La música occidental de concierto ­–­­clásica, culta, sinfónica– ha estado crecientemente caracterizada por una fuerte separación de conceptos entre creación e interpretación. La divinización del compositor y el respeto religioso al papel, a lo escrito, revelan que el hecho musical se ha separado de su propósito original –dar música a la gente para divertirse, bailar, amar, comunicarse con Dios, exaltar los sentimientos, incitar a la meditación…– para convertirse en la revelación de la personalidad de un demiurgo, el compositor, a través de un sacerdote, el intérprete. Es este un concepto que emana del individualismo, y que cobra progresivamente más y más fuerza en la música europea desde el Romanticismo. Y es un factor que le ha ido restando importancia a la improvisación, que llevaba en sí la carga de lo inmediato y lo efímero, contraria a la aspiración individualista de la permanencia en la Historia y la memoria de los hombres. La música “clásica” es esencialmente conservadora, pero especialmente lo han sido, en su seno, los movimientos de la “vanguardia histórica”, obsesionados con su ubicación en la Historia y su papel de depositarios de una verdad única, antipáticamente excluyente, supuesta llave del futuro de la música. De esta obsesión ha resultado uno de los fracasos más paradójicos, pero también más aleccionadores, de la historia del arte europeo: la música que aquella añeja vanguardia crucificó como reaccionaria, fuera de su tiempo, superficial e intrascendente (Stravinsky o Sibelius, Britten o Shostakovich…), es justamente la que está ganando la batalla de la supervivencia y, por tanto, la de la trascendencia: la que ahora, 40, 50, 60 años después de aquella Europa, llena las salas de conciertos. Por su parte, una buena porción de las obras que iluminaban el camino hacia el futuro son acogidas a menudo hoy día como curiosidades “de época”, más aptas para el estudio musicológico que para el disfrute de sus cualidades artísticas. Una de las causas hay que buscarla sin duda en la poca capacidad de estos movimientos de vanguardia para incorporarse con naturalidad a la sociedad de su tiempo, a la que dieron la espalda con una autosuficiencia incomprensible, por lo que no han podido actualizarse y renovar sus ideas con la naturalidad con que lo hacían las músicas populares o no académicas.

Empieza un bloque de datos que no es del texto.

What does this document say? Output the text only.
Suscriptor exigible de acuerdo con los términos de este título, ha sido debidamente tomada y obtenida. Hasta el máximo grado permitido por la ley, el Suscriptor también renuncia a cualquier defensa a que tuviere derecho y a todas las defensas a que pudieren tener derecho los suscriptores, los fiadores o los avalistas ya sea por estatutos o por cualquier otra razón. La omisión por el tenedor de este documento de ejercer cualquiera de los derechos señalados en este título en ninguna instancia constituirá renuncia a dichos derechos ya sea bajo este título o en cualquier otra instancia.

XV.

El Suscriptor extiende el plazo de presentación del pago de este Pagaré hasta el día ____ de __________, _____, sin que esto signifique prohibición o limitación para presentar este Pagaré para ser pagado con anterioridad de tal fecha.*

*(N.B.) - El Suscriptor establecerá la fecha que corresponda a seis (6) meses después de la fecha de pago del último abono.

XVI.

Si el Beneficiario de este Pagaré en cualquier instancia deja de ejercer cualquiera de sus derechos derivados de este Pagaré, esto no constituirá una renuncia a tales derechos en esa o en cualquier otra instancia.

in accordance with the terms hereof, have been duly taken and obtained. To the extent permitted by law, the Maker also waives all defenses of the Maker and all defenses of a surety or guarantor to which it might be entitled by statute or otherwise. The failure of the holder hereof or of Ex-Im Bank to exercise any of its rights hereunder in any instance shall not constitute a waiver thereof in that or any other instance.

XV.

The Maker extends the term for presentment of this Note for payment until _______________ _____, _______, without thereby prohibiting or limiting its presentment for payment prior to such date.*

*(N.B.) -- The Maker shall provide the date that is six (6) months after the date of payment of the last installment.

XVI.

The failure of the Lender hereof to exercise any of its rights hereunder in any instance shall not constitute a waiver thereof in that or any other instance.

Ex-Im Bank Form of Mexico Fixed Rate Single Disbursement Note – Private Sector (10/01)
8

La revolución que supone en el siglo XX la grabación eléctrica del sonido, ha convertido a la improvisación –y en general a la música que está en la memoria y en los dedos en vez de en el papel– en un arte fijado aún en mayor medida que la música escrita. El resultado es que, sin habernos percatado los compositores clásicos –abocados según nuestra propia imagen de nosotros mismos a pasar a la historia en letras de oro–, el propio concepto de “Historia de la Música” ha cambiado de forma radical: ya no hay música “efímera” por la manera de ser producida (una partitura no tiene mayor valor ni representatividad musical que una grabación), y finalmente nos hemos encontrado con la sorpresa de que mucha de la producción musical destinada a durar eternamente está caducando mucho antes que determinadas músicas calificadas de populares y pasajeras.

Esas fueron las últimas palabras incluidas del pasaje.